The core of this blog, however, is to emphasise the innovative and inspiring work undertaken by young people within the organisation. Ekjut highlighted how adolescents can and have played a critical role in building capacities of their partnering communities. In earlier work (2016-2020), Ekjut had supported participatory learning and action cycles (PLA) on nutrition, health and education with groups of adolescent girls and boys as well as young people who acted as group facilitators. This work with young people offered leadership skills which can in handy during the pandemic. During the lockdown phase for example, more than 2529 adolescents developed small nutrition gardens with fruit bearing plants and vegetables to boost the nutritional status of communities at a time of limited food availability. These activities were important for their mental wellbeing because it enabled young people to be outside and be productive at a time when schools were closed, it enhanced their families’ food security and generated income when the excess production could be sold. In landscape restoration efforts, 600 tree saplings were distributed to adolescents that they planted around their village. They also took the lead by distributing more than 10,000 vegetables saplings to villagers.
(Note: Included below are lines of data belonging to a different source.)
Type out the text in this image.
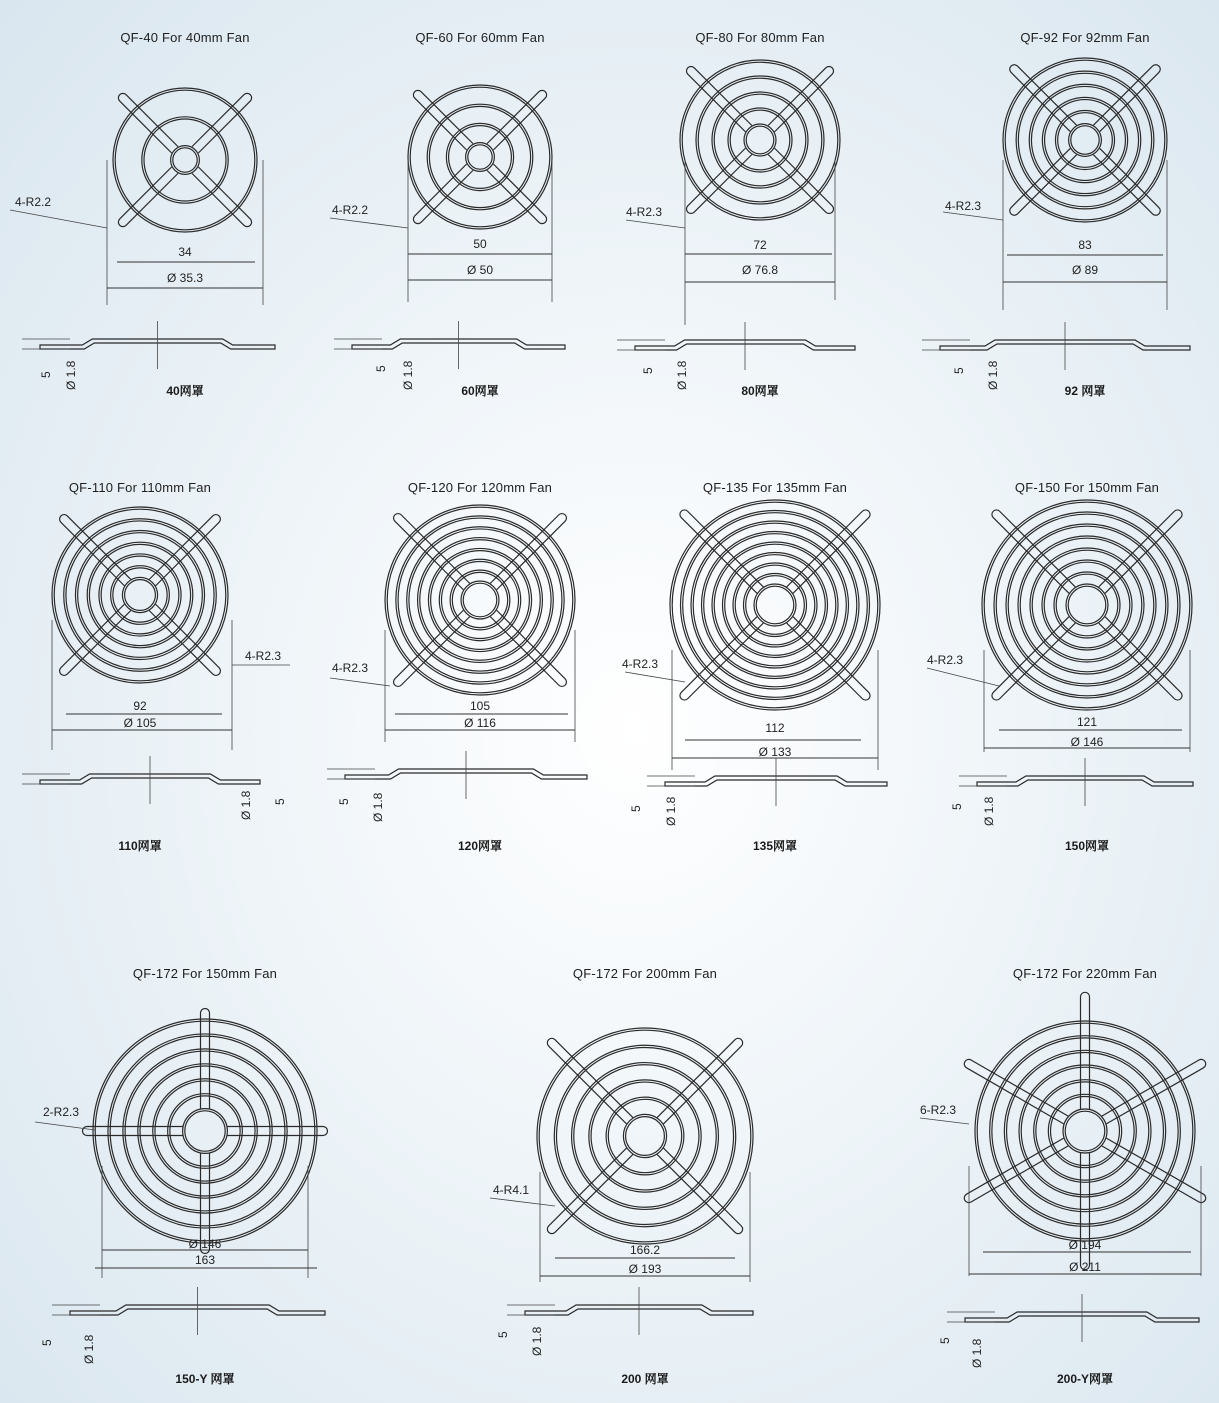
QF-40 For 40mm Fan
34
Ø 35.3
4-R2.2
5 Ø 1.8
40网罩
QF-60 For 60mm Fan
50
Ø 50
4-R2.2
5 Ø 1.8
60网罩
QF-80 For 80mm Fan
72
Ø 76.8
4-R2.3
5 Ø 1.8
80网罩
QF-92 For 92mm Fan
83
Ø 89
4-R2.3
5 Ø 1.8
92 网罩
QF-110 For 110mm Fan
92
Ø 105
4-R2.3
Ø 1.8 5
110网罩
QF-120 For 120mm Fan
105
Ø 116
4-R2.3
5 Ø 1.8
120网罩
QF-135 For 135mm Fan
112
Ø 133
4-R2.3
5 Ø 1.8
135网罩
QF-150 For 150mm Fan
121
Ø 146
4-R2.3
5 Ø 1.8
150网罩
QF-172 For 150mm Fan
Ø 146
163
2-R2.3
5 Ø 1.8
150-Y 网罩
QF-172 For 200mm Fan
166.2
Ø 193
4-R4.1
5 Ø 1.8
200 网罩
QF-172 For 220mm Fan
Ø 194
Ø 211
6-R2.3
5 Ø 1.8
200-Y网罩
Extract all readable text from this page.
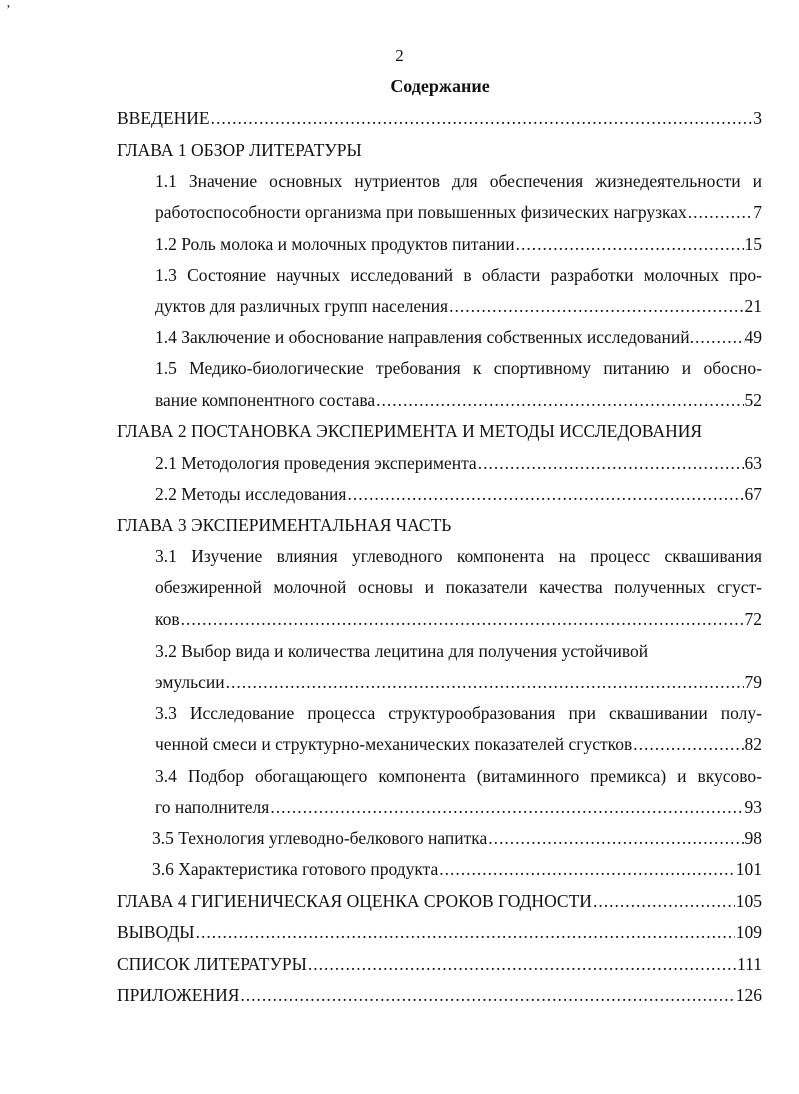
ʼ
2
Содержание
ВВЕДЕНИЕ .....	3
ГЛАВА 1 ОБЗОР ЛИТЕРАТУРЫ
1.1 Значение основных нутриентов для обеспечения жизнедеятельности и
работоспособности организма при повышенных физических нагрузках .....	7
1.2 Роль молока и молочных продуктов питании .....	15
1.3 Состояние научных исследований в области разработки молочных про-
дуктов для различных групп населения .....	21
1.4 Заключение и обоснование направления собственных исследований .....	49
1.5 Медико-биологические требования к спортивному питанию и обосно-
вание компонентного состава .....	52
ГЛАВА 2 ПОСТАНОВКА ЭКСПЕРИМЕНТА И МЕТОДЫ ИССЛЕДОВАНИЯ
2.1 Методология проведения эксперимента .....	63
2.2 Методы исследования .....	67
ГЛАВА 3 ЭКСПЕРИМЕНТАЛЬНАЯ ЧАСТЬ
3.1 Изучение влияния углеводного компонента на процесс сквашивания
обезжиренной молочной основы и показатели качества полученных сгуст-
ков .....	72
3.2 Выбор вида и количества лецитина для получения устойчивой
эмульсии .....	79
3.3 Исследование процесса структурообразования при сквашивании полу-
ченной смеси и структурно-механических показателей сгустков .....	82
3.4 Подбор обогащающего компонента (витаминного премикса) и вкусово-
го наполнителя .....	93
3.5 Технология углеводно-белкового напитка .....	98
3.6 Характеристика готового продукта .....	101
ГЛАВА 4 ГИГИЕНИЧЕСКАЯ ОЦЕНКА СРОКОВ ГОДНОСТИ .....	105
ВЫВОДЫ .....	109
СПИСОК ЛИТЕРАТУРЫ .....	111
ПРИЛОЖЕНИЯ .....	126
Innovations continued, with peer facilitators documenting preventive measures, symptoms and ways to overcome stigma and discrimination associated with COVID-19 through wall writing and demonstration in local languages. They were engaged in mobilizing the community during the vaccination drive and participated in call centres to communicate and discuss about preventive measures, promoting for vaccination and for counselling after the vaccination regarding the side effects. Following a training on the use of pulse oximeter, they were entrusted to identify people with difficulty for prompt referral to the health facility.
In addition to the above, the adolescents were involved in distribution of dry rations and medicines to the families with psychosocial disabilities and supported them to make nutrition gardens as a form of rehabilitation.
Ekjut’s transformation during the pandemic could be a lesson for those working with adolescents anywhere in building a resilient world.